Vor Abreise würde ich dazu raten, sich darüber bewusst zu werden, dass man auf jeden Fall mit Erwartungen ins Austauschjahr geht – auch wenn man noch so sehr versucht, keine zu haben. Ich wollte mir nicht eingestehen, dass ich Erwartungen habe und habe dann festgestellt, dass es doch welche gab, als ich sie über den Haufen werfen musste. Also: Stell dich darauf ein, dass du Erwartungen hast und hab keine Angst, dich von ihnen zu lösen.

Wichtigste „Lesson Learned“, die du mit nach Hause nimmst?

Ich habe gelernt, dass es wichtig ist, sich nicht so stark unter Druck zu setzen. Bevor ich hergekommen bin, habe ich mich zum Beispiel in Bezug auf meine Musik sehr gestresst. Da bin ich häufig enttäuscht gewesen, wenn ich nur wenige Klicks auf meine Videos bekommen habe. Und jetzt habe ich gemerkt, dass gar nichts Schlimmes passiert, wenn man das Leben einfach etwas mehr genießt.

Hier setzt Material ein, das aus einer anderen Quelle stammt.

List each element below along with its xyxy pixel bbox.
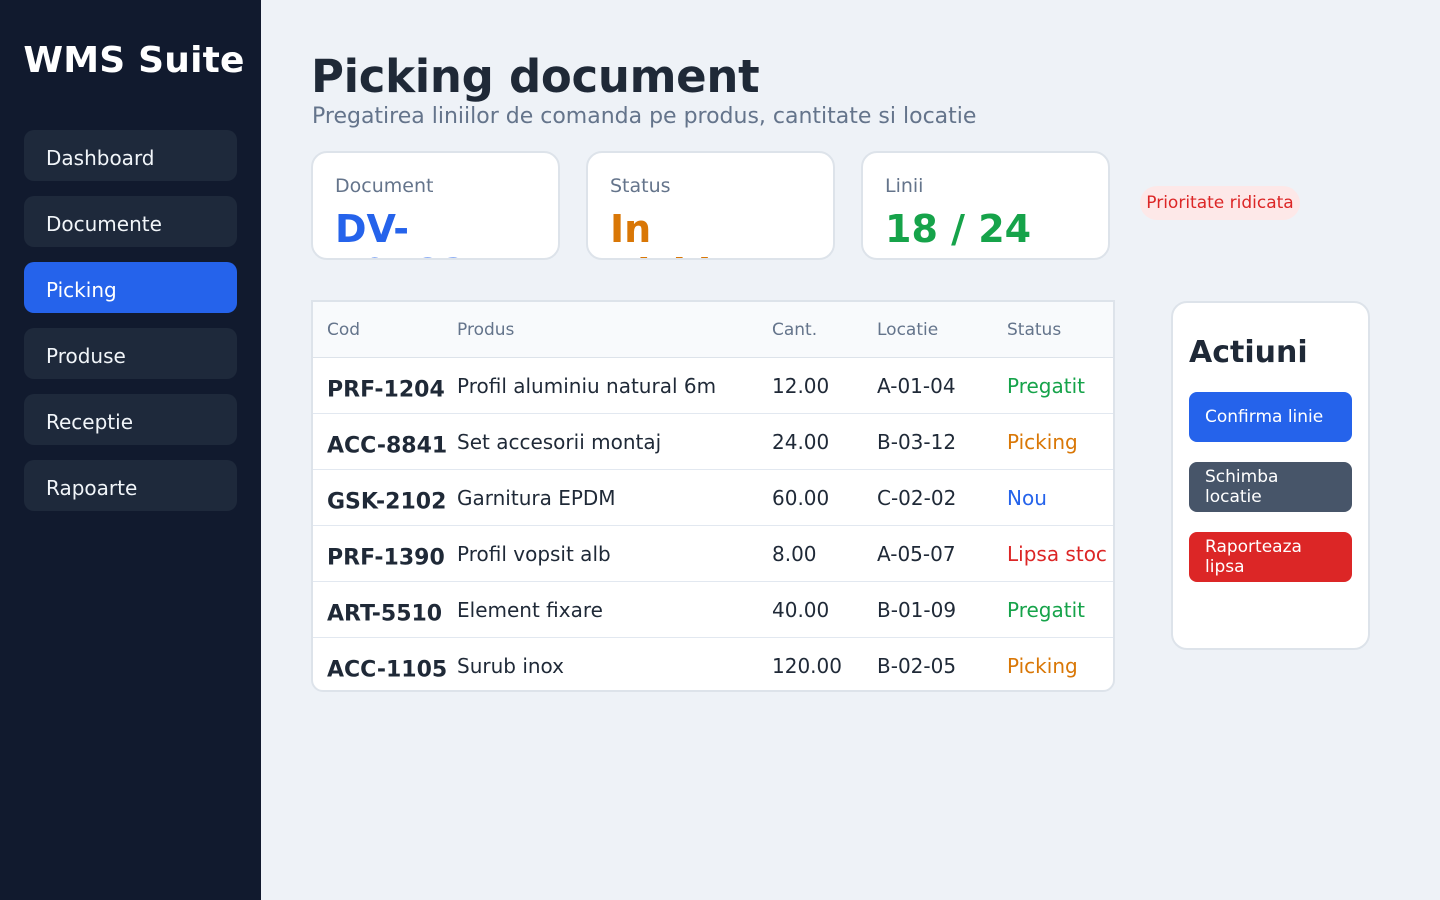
cell-cant: 24.00 bbox=[772, 429, 830, 454]
sidebar-item-label: Receptie bbox=[46, 409, 134, 434]
cell-cant: 60.00 bbox=[772, 485, 830, 510]
cell-locatie: B-02-05 bbox=[877, 654, 957, 678]
table-row[interactable]: PRF-1204 Profil aluminiu natural 6m 12.0… bbox=[313, 358, 1113, 414]
cell-cant: 40.00 bbox=[772, 597, 830, 622]
stat-card-document: Document DV-10482 bbox=[311, 151, 560, 260]
cell-status: Picking bbox=[1007, 654, 1078, 678]
table-row[interactable]: ACC-8841 Set accesorii montaj 24.00 B-03… bbox=[313, 414, 1113, 470]
stat-value: In picking bbox=[610, 207, 765, 258]
actions-panel: Actiuni Confirma linie Schimba locatie R… bbox=[1171, 301, 1370, 650]
stat-value: 18 / 24 bbox=[885, 207, 1032, 251]
cell-cod: ART-5510 bbox=[327, 601, 443, 627]
cell-status: Pregatit bbox=[1007, 597, 1085, 622]
table-row[interactable]: ACC-1105 Surub inox 120.00 B-02-05 Picki… bbox=[313, 638, 1113, 690]
stat-label: Linii bbox=[885, 175, 924, 197]
sidebar-item-dashboard[interactable]: Dashboard bbox=[24, 130, 237, 181]
confirm-line-button[interactable]: Confirma linie bbox=[1189, 392, 1352, 442]
stat-label: Document bbox=[335, 175, 434, 197]
cell-produs: Set accesorii montaj bbox=[457, 429, 662, 454]
column-header-produs: Produs bbox=[457, 319, 515, 340]
table-header: Cod Produs Cant. Locatie Status bbox=[313, 302, 1113, 358]
cell-cod: PRF-1204 bbox=[327, 377, 445, 403]
column-header-cant: Cant. bbox=[772, 319, 818, 340]
stat-value: DV-10482 bbox=[335, 207, 467, 258]
cell-locatie: B-01-09 bbox=[877, 597, 957, 622]
table-row[interactable]: GSK-2102 Garnitura EPDM 60.00 C-02-02 No… bbox=[313, 470, 1113, 526]
sidebar-item-label: Picking bbox=[46, 277, 117, 302]
stat-card-linii: Linii 18 / 24 bbox=[861, 151, 1110, 260]
sidebar-item-produse[interactable]: Produse bbox=[24, 328, 237, 379]
cell-cod: PRF-1390 bbox=[327, 545, 445, 571]
cell-produs: Surub inox bbox=[457, 654, 565, 678]
app-brand: WMS Suite bbox=[23, 40, 245, 81]
page-title: Picking document bbox=[311, 50, 760, 103]
cell-cant: 12.00 bbox=[772, 373, 830, 398]
sidebar-item-label: Produse bbox=[46, 343, 126, 368]
cell-cod: GSK-2102 bbox=[327, 489, 447, 515]
sidebar-item-label: Dashboard bbox=[46, 145, 155, 170]
sidebar-item-receptie[interactable]: Receptie bbox=[24, 394, 237, 445]
priority-badge: Prioritate ridicata bbox=[1140, 186, 1300, 220]
column-header-status: Status bbox=[1007, 319, 1062, 340]
sidebar-nav: Dashboard Documente Picking Produse Rece… bbox=[24, 130, 237, 526]
stat-card-status: Status In picking bbox=[586, 151, 835, 260]
cell-status: Pregatit bbox=[1007, 373, 1085, 398]
sidebar-item-picking[interactable]: Picking bbox=[24, 262, 237, 313]
cell-produs: Profil aluminiu natural 6m bbox=[457, 373, 717, 398]
sidebar-item-label: Documente bbox=[46, 211, 162, 236]
cell-status: Nou bbox=[1007, 485, 1047, 510]
cell-cod: ACC-1105 bbox=[327, 657, 448, 683]
sidebar-item-documente[interactable]: Documente bbox=[24, 196, 237, 247]
sidebar: WMS Suite Dashboard Documente Picking Pr… bbox=[0, 0, 261, 900]
cell-cant: 120.00 bbox=[772, 654, 842, 678]
table-row[interactable]: ART-5510 Element fixare 40.00 B-01-09 Pr… bbox=[313, 582, 1113, 638]
sidebar-item-label: Rapoarte bbox=[46, 475, 138, 500]
cell-cod: ACC-8841 bbox=[327, 433, 448, 459]
actions-title: Actiuni bbox=[1189, 335, 1308, 370]
stat-label: Status bbox=[610, 175, 671, 197]
cell-status: Lipsa stoc bbox=[1007, 541, 1107, 566]
column-header-cod: Cod bbox=[327, 319, 361, 340]
table-row[interactable]: PRF-1390 Profil vopsit alb 8.00 A-05-07 … bbox=[313, 526, 1113, 582]
cell-locatie: B-03-12 bbox=[877, 429, 957, 454]
cell-locatie: C-02-02 bbox=[877, 485, 957, 510]
page-subtitle: Pregatirea liniilor de comanda pe produs… bbox=[312, 104, 977, 129]
column-header-locatie: Locatie bbox=[877, 319, 939, 340]
cell-locatie: A-01-04 bbox=[877, 373, 956, 398]
cell-produs: Garnitura EPDM bbox=[457, 485, 616, 510]
sidebar-item-rapoarte[interactable]: Rapoarte bbox=[24, 460, 237, 511]
cell-locatie: A-05-07 bbox=[877, 541, 956, 566]
report-shortage-button[interactable]: Raporteaza lipsa bbox=[1189, 532, 1352, 582]
cell-status: Picking bbox=[1007, 429, 1078, 454]
cell-cant: 8.00 bbox=[772, 541, 817, 566]
picking-lines-table: Cod Produs Cant. Locatie Status PRF-1204… bbox=[311, 300, 1115, 692]
change-location-button[interactable]: Schimba locatie bbox=[1189, 462, 1352, 512]
cell-produs: Element fixare bbox=[457, 597, 603, 622]
table-body: PRF-1204 Profil aluminiu natural 6m 12.0… bbox=[313, 358, 1113, 690]
cell-produs: Profil vopsit alb bbox=[457, 541, 611, 566]
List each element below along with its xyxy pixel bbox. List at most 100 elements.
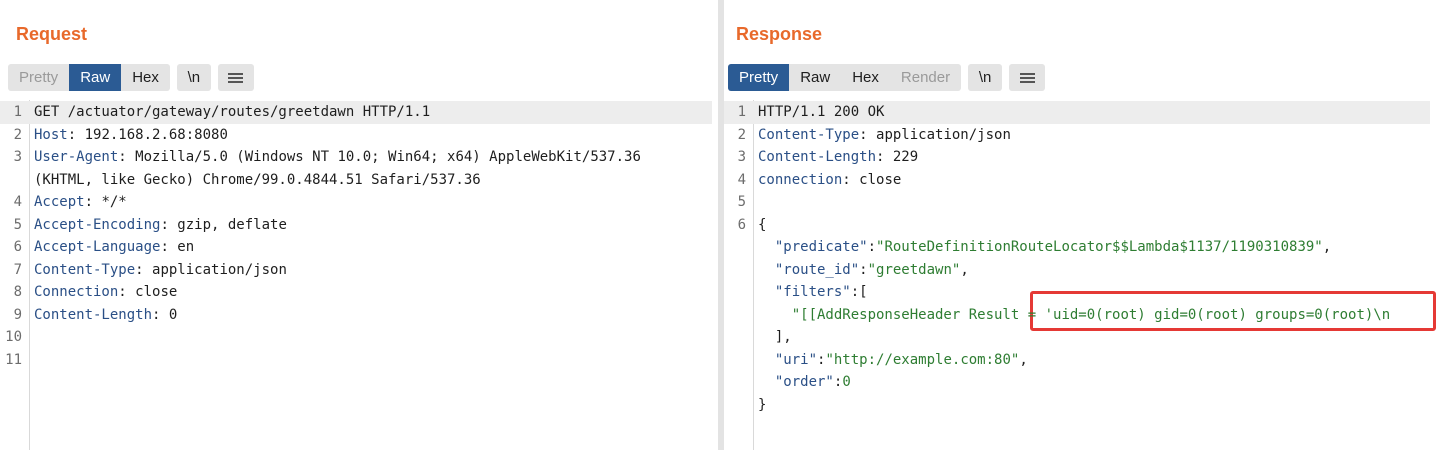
line-content: "route_id":"greetdawn", (758, 259, 969, 282)
request-line: 8 Connection: close (0, 281, 712, 304)
line-number: 5 (737, 194, 746, 210)
line-text: ], (758, 329, 792, 345)
response-tab-raw[interactable]: Raw (789, 64, 841, 91)
colon: : (135, 261, 144, 278)
line-content: User-Agent: Mozilla/5.0 (Windows NT 10.0… (34, 146, 641, 169)
line-number: 9 (13, 306, 22, 323)
header-name: Content-Length (34, 306, 153, 323)
response-editor[interactable]: 1 HTTP/1.1 200 OK 2 Content-Type: applicati… (724, 100, 1436, 450)
line-content: } (758, 394, 766, 417)
request-tab-pretty[interactable]: Pretty (8, 64, 69, 91)
line-number: 4 (13, 194, 22, 210)
response-view-tabs: Pretty Raw Hex Render (728, 64, 962, 91)
response-tab-hex[interactable]: Hex (841, 64, 890, 91)
json-punctuation: , (1019, 351, 1028, 368)
header-value: gzip, deflate (168, 216, 287, 233)
line-text: { (758, 216, 767, 233)
json-key: "uri" (774, 351, 818, 368)
line-content: Content-Length: 0 (34, 304, 177, 327)
line-content: "filters":[ (758, 281, 868, 304)
request-editor[interactable]: 1 GET /actuator/gateway/routes/greetdawn … (0, 100, 718, 450)
request-line: 1 GET /actuator/gateway/routes/greetdawn … (0, 101, 712, 124)
line-number: 11 (5, 351, 22, 368)
line-text: } (758, 396, 767, 413)
header-value: close (126, 284, 178, 300)
request-title: Request (16, 24, 88, 44)
response-line: "[[AddResponseHeader Result = 'uid=0(roo… (724, 304, 1430, 327)
json-number: 0 (842, 374, 851, 390)
colon: : (842, 171, 851, 188)
header-name: Accept-Encoding (34, 216, 161, 233)
json-key: "predicate" (774, 239, 868, 255)
response-toolbar: Pretty Raw Hex Render \n (728, 64, 1046, 91)
line-number: 2 (13, 126, 22, 143)
colon: : (84, 194, 94, 210)
line-content: "order":0 (758, 371, 851, 394)
line-number: 4 (737, 171, 746, 188)
request-line: 2 Host: 192.168.2.68:8080 (0, 124, 712, 147)
line-text: GET /actuator/gateway/routes/greetdawn H… (34, 104, 431, 120)
hamburger-menu-icon (1019, 72, 1035, 83)
line-content: Accept-Language: en (34, 236, 194, 259)
header-name: Connection (34, 284, 119, 300)
request-tab-raw[interactable]: Raw (69, 64, 122, 91)
line-text: HTTP/1.1 200 OK (758, 104, 885, 120)
header-value: en (168, 239, 195, 255)
request-line: 3 User-Agent: Mozilla/5.0 (Windows NT 10.… (0, 146, 712, 169)
response-line: 2 Content-Type: application/json (724, 124, 1430, 147)
response-menu-button[interactable] (1009, 64, 1046, 91)
line-content: { (758, 214, 766, 237)
header-value: Mozilla/5.0 (Windows NT 10.0; Win64; x64… (126, 149, 641, 165)
response-tab-pretty[interactable]: Pretty (728, 64, 790, 91)
response-line: "predicate":"RouteDefinitionRouteLocator… (724, 236, 1430, 259)
json-key: "route_id" (774, 261, 860, 278)
response-tab-render[interactable]: Render (890, 64, 961, 91)
header-name: Content-Length (758, 149, 877, 165)
line-content: HTTP/1.1 200 OK (758, 101, 884, 124)
request-menu-button[interactable] (217, 64, 254, 91)
response-line: ], (724, 326, 1430, 349)
request-line: 11 (0, 349, 712, 372)
json-key: "filters" (774, 284, 851, 300)
request-line: 4 Accept: */* (0, 191, 712, 214)
response-title: Response (736, 24, 823, 44)
request-tab-hex[interactable]: Hex (121, 64, 170, 91)
line-content: connection: close (758, 169, 901, 192)
line-content: Content-Type: application/json (758, 124, 1011, 147)
json-separator: :[ (850, 284, 868, 300)
line-content: Accept-Encoding: gzip, deflate (34, 214, 287, 237)
json-string: "http://example.com:80" (825, 351, 1020, 368)
request-line: 10 (0, 326, 712, 349)
line-number: 2 (737, 126, 746, 143)
header-name: Accept (34, 194, 85, 210)
header-name: Host (34, 126, 68, 143)
header-value: application/json (143, 261, 287, 278)
response-line: 4 connection: close (724, 169, 1430, 192)
header-name: Content-Type (758, 126, 860, 143)
request-newline-toggle-button[interactable]: \n (176, 64, 211, 91)
request-line: (KHTML, like Gecko) Chrome/99.0.4844.51 … (0, 169, 712, 192)
line-number: 8 (13, 284, 22, 300)
line-content: "predicate":"RouteDefinitionRouteLocator… (758, 236, 1331, 259)
request-view-tabs: Pretty Raw Hex (8, 64, 170, 91)
line-number: 6 (737, 216, 746, 233)
header-value: */* (93, 194, 127, 210)
request-line: 5 Accept-Encoding: gzip, deflate (0, 214, 712, 237)
hamburger-menu-icon (228, 72, 244, 83)
line-content: Accept: */* (34, 191, 127, 214)
json-key: "order" (774, 374, 834, 390)
line-number: 10 (5, 329, 22, 345)
line-content: Content-Type: application/json (34, 259, 287, 282)
header-value: close (850, 171, 902, 188)
colon: : (160, 239, 169, 255)
response-line: "uri":"http://example.com:80", (724, 349, 1430, 372)
response-line: "filters":[ (724, 281, 1430, 304)
line-text: (KHTML, like Gecko) Chrome/99.0.4844.51 … (34, 171, 481, 188)
colon: : (859, 126, 868, 143)
response-newline-toggle-button[interactable]: \n (968, 64, 1003, 91)
json-string: "[[AddResponseHeader Result = 'uid=0(roo… (791, 306, 1391, 323)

Außerdem habe ich gelernt, dass der Kontakt zu anderen Menschen wichtiger ist als Karriere oder solche Werte. Beziehungen mit anderen Menschen sind wohl das Wichtigste, das man im Leben hat. Ich bleibe mit Sicherheit auch mit meiner Gastfamilie in Kontakt und besuche sie irgendwann wieder. Auf den Moment, alle wieder zu sehen, freue ich mich schon jetzt.

Über Lars

Lars ist 17 Jahre alt und kommt aus Geretsried in Bayern. Dort besucht er das Gymnasium Geretsried, in den USA geht er zur Logan High School in La Crosse, Wisconsin. In seiner Freizeit widmet er sich der Musik- und Video-Produktion sowie 3D-Animation, einen Song über sein Exchange Year findet ihr hier. Seine Berufswünsche für später: Musik-Produzent, Regisseur, Executive Producer – hauptsache im Bereich Entertainment.